Dalla Guardia costiera arriva il contrattacco: in un comunicato stampa ha accusato l’imbarcazione di avere ignorato l’ordine di rientrare al porto di Trapani dopo il primo salvataggio, restando in mare per soccorrere altre tre barche piene di migranti.

Nel comunicato si accusa la Louise Michel di complicare «il delicato lavoro di coordinamento dei soccorsi» e che a questo «si sommavano le continue chiamate dei mezzi aerei Ong che hanno sovraccaricato i sistemi di comunicazione del centro nazionale di coordinamento dei soccorsi, sovrapponendosi e duplicando le segnalazioni».
Non ha perso tempo Matteo Salvini, ministro delle Infrastrutture, che incolpato le Ong di ostacolare i soccorsi: «Se le Ong complicano il lavoro dei nostri marinai, sicuramente il problema si pone».
La reazione di Antonio Tajani, ministro degli Esteri, è meno dura. «Lo Stato sta facendo tutto quello che è in suo potere, non c’è niente di preconcetto contro le Ong. Ci sono delle leggi, e un lavoro incessante di tutti».
Dalla destra però arrivano anche timide aperture. Francesco Rocca, alla guida della Regione Lazio e presidente nazionale della Croce Rossa Italiana, in un tweet ha detto che «salvare vite è un imperativo umanitario e un obbligo legale». Intervistato da La Stampa, ha poi aggiunto che «Se il soccorso è necessario gli operatori umanitari devono intervenire. Ma è importante che siano autorizzati».

I libici sparano (in aria) – La Ocean Viking era nella zona Search and rescue (Sar, ricerca e recupero) libica per un’operazione di salvataggio, quando la Guardia costiera del paese nordafricano ha aperto fuoco per intimidire l’equipaggio. Nel video pubblicato dalla stessa Ong si vede la richiesta di cessare il fuoco: «ci stiamo allontanando dall’area, non sparate». Ma l’imbarcazione libica ha continuato a sparare e a seguire la nave della Sos Mediterranee.

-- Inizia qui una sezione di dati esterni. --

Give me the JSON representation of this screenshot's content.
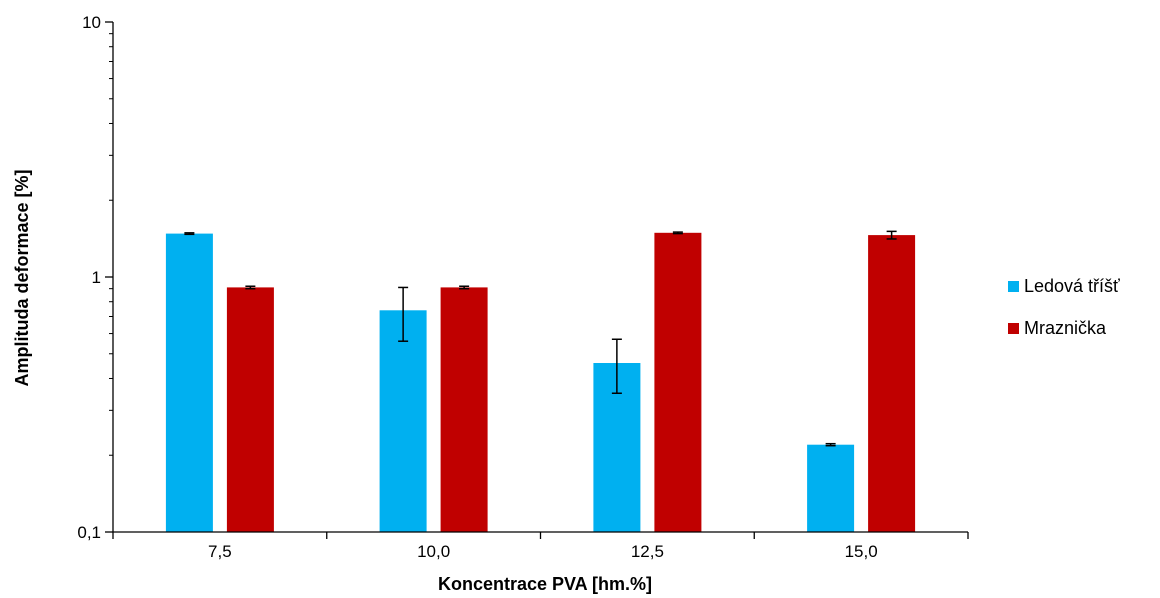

La Ong ha sporto denuncia alle autorità italiane, ma il fatto è avvenuto nella Sar libica e per questo avrebbe dovuto essere rivolta «al Paese di bandiera come previsto dalle norme sulla sicurezza della navigazione», si legge nel comunicato della Guardia costiera italiana. Anche questo episodio avrebbe contribuito a sovraccaricare il sistema di comunicazioni per coordinare i soccorsi.
Secondo quanto riportato dalla Ong Sea Watch, che avrebbe segnalato quanto stava accadendo alla Ocean Viking, l’addetta italiana al telefono per le segnalazioni al coordinamento marittimo si sarebbe limitata a ringrazie e chiudxere il collegamento.
Polemiche a parte, nella notte il 27 e il 28 marzo, a Roccella Ionica senza l’aiuto di nessuno sono sbarcati in 650, trasportati a bordo di un peschereccio di 30 metri. Provengono da Siria, Pakistan, Egitto e Bangladesh e si sono imbarcati in Libia, affrontando un viaggio di circa cinque giorni prima di arrivare in Calabria. Si tratta dell’ultimo di una lunga serie si sbarchi a Roccella Ionica, dove in pochi giorni sono arrivati in 1500.
L’aumento del numero di arrivi non è solo apparente. Il report settimanale del Viminale lo conferma: a marzo del 2023 il numero degli sbarchi è quattro volte maggiore rispetto allo stesso mese dell’anno scorso.